A council has apologised for the second time to the family of a disabled boy who missed out on half a year's schooling.

The Local Government and Social Care Ombudsman found Surrey County Council (SCC) delayed measures intended to resolve the failings.

It follows an investigation in May which found the council was failing to meet the boy's educational needs.

The council apologised and said the boy is now receiving the "right support".

The ombudsman said the "injustice" had caused the boy's family "justified frustration, anger and avoidable uncertainty".

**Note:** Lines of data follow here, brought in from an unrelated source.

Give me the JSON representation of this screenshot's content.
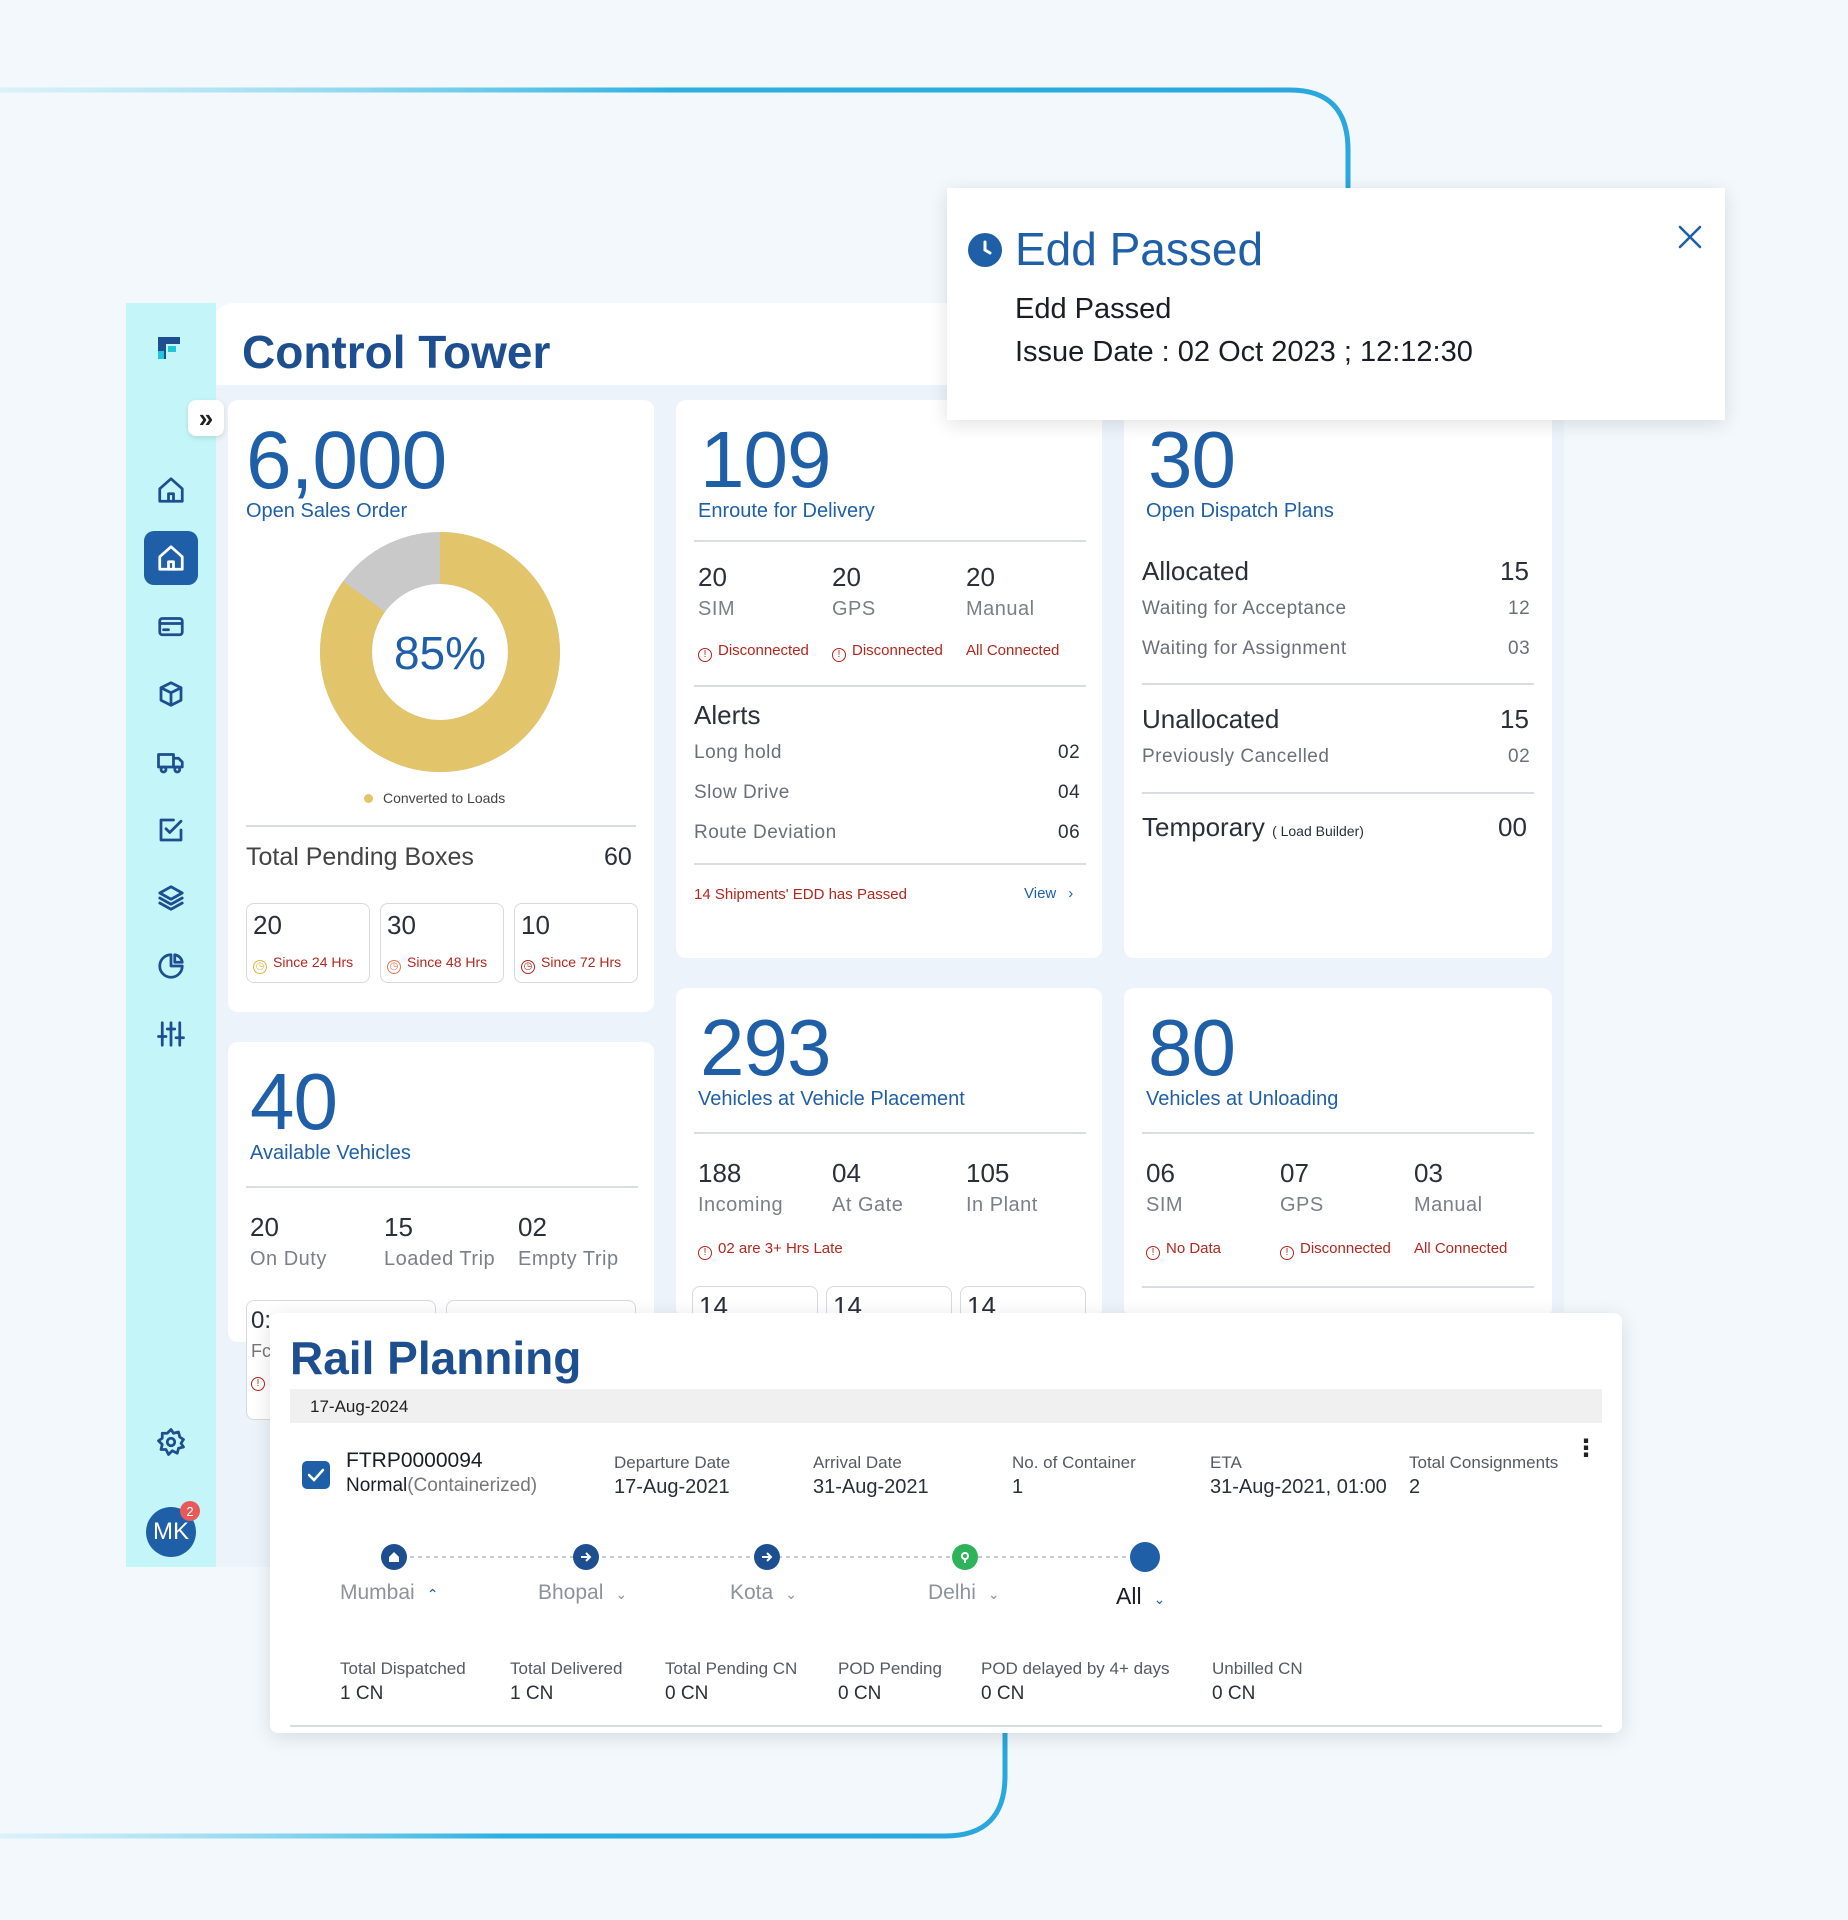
{
  "header": {
    "title": "Control Tower"
  },
  "sales": {
    "value": "6,000",
    "label": "Open Sales Order",
    "percent": "85%",
    "percent_value": 85,
    "legend": "Converted to Loads",
    "pending_label": "Total Pending Boxes",
    "pending_value": "60",
    "boxes": [
      {
        "value": "20",
        "label": "Since 24 Hrs"
      },
      {
        "value": "30",
        "label": "Since 48 Hrs"
      },
      {
        "value": "10",
        "label": "Since 72 Hrs"
      }
    ]
  },
  "enroute": {
    "value": "109",
    "label": "Enroute for Delivery",
    "trackers": [
      {
        "value": "20",
        "name": "SIM",
        "status": "Disconnected"
      },
      {
        "value": "20",
        "name": "GPS",
        "status": "Disconnected"
      },
      {
        "value": "20",
        "name": "Manual",
        "status": "All Connected"
      }
    ],
    "alerts_title": "Alerts",
    "alerts": [
      {
        "label": "Long hold",
        "value": "02"
      },
      {
        "label": "Slow Drive",
        "value": "04"
      },
      {
        "label": "Route Deviation",
        "value": "06"
      }
    ],
    "edd_note": "14 Shipments' EDD has Passed",
    "view_label": "View"
  },
  "dispatch": {
    "value": "30",
    "label": "Open Dispatch Plans",
    "allocated": {
      "label": "Allocated",
      "value": "15"
    },
    "waiting_acceptance": {
      "label": "Waiting for Acceptance",
      "value": "12"
    },
    "waiting_assignment": {
      "label": "Waiting for Assignment",
      "value": "03"
    },
    "unallocated": {
      "label": "Unallocated",
      "value": "15"
    },
    "cancelled": {
      "label": "Previously Cancelled",
      "value": "02"
    },
    "temporary": {
      "label": "Temporary",
      "note": "( Load Builder)",
      "value": "00"
    }
  },
  "available": {
    "value": "40",
    "label": "Available Vehicles",
    "items": [
      {
        "value": "20",
        "label": "On Duty"
      },
      {
        "value": "15",
        "label": "Loaded Trip"
      },
      {
        "value": "02",
        "label": "Empty Trip"
      }
    ],
    "partial_box": "0:",
    "partial_text": "Fc"
  },
  "placement": {
    "value": "293",
    "label": "Vehicles at Vehicle Placement",
    "items": [
      {
        "value": "188",
        "label": "Incoming"
      },
      {
        "value": "04",
        "label": "At Gate"
      },
      {
        "value": "105",
        "label": "In Plant"
      }
    ],
    "late_note": "02 are 3+ Hrs Late",
    "boxes": [
      "14",
      "14",
      "14"
    ]
  },
  "unloading": {
    "value": "80",
    "label": "Vehicles at Unloading",
    "items": [
      {
        "value": "06",
        "name": "SIM",
        "status": "No Data"
      },
      {
        "value": "07",
        "name": "GPS",
        "status": "Disconnected"
      },
      {
        "value": "03",
        "name": "Manual",
        "status": "All Connected"
      }
    ]
  },
  "popup": {
    "title": "Edd Passed",
    "line1": "Edd Passed",
    "line2": "Issue Date : 02 Oct 2023 ; 12:12:30"
  },
  "rail": {
    "title": "Rail Planning",
    "date": "17-Aug-2024",
    "trip_id": "FTRP0000094",
    "trip_type": "Normal",
    "trip_subtype": "(Containerized)",
    "fields": [
      {
        "label": "Departure Date",
        "value": "17-Aug-2021"
      },
      {
        "label": "Arrival Date",
        "value": "31-Aug-2021"
      },
      {
        "label": "No. of Container",
        "value": "1"
      },
      {
        "label": "ETA",
        "value": "31-Aug-2021, 01:00"
      },
      {
        "label": "Total Consignments",
        "value": "2"
      }
    ],
    "stops": [
      "Mumbai",
      "Bhopal",
      "Kota",
      "Delhi",
      "All"
    ],
    "stats": [
      {
        "label": "Total Dispatched",
        "value": "1 CN"
      },
      {
        "label": "Total Delivered",
        "value": "1 CN"
      },
      {
        "label": "Total Pending CN",
        "value": "0 CN"
      },
      {
        "label": "POD Pending",
        "value": "0 CN"
      },
      {
        "label": "POD delayed by 4+ days",
        "value": "0 CN"
      },
      {
        "label": "Unbilled CN",
        "value": "0 CN"
      }
    ]
  },
  "user": {
    "initials": "MK",
    "notifications": "2"
  },
  "colors": {
    "primary": "#1d4e8f",
    "accent": "#1f5fa8",
    "sidebar": "#c4f6f9",
    "donut": "#e2c46b",
    "alert": "#b3271d",
    "success": "#2fb35a"
  }
}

The boy had no school place for half a year and did not receive the speech or occupational therapy he needed, the investigation found.

The failings have only now come to light after the boy's father complained that the council had delayed sending a letter of apology and making compensation payments of more than £3,500.

'Shameful and embarrassing'

It had also delayed carrying out an assessment of whether the failings had "set back" the boy's progress.

"It was important to do this promptly so any remedial action could follow soon, minimising any effect on [the boy's] progress," the ombudsman said.

The report concluded the council's failure to "honour its commitments is a significant fault".

It ordered the council to pay a further £250 to the boy's father and issue a second written apology.

Ofsted has previously criticised SCC's "inadequate" children's services.

Michael King, Local Government and Social Care Ombudsman, said: "Members of the public can only have trust in their local authorities if they deliver what they promise. Surrey County Council did not do this."

Councillor Chris Botten, leader of Surrey County Council Liberal Democrats, said: "That this new action on the ombudsman's part was necessary is shameful and embarrassing."

SCC said it accepts the findings and was "very sorry to this young boy and his family".

It said the boy was now attending a school "tailored to his complex needs".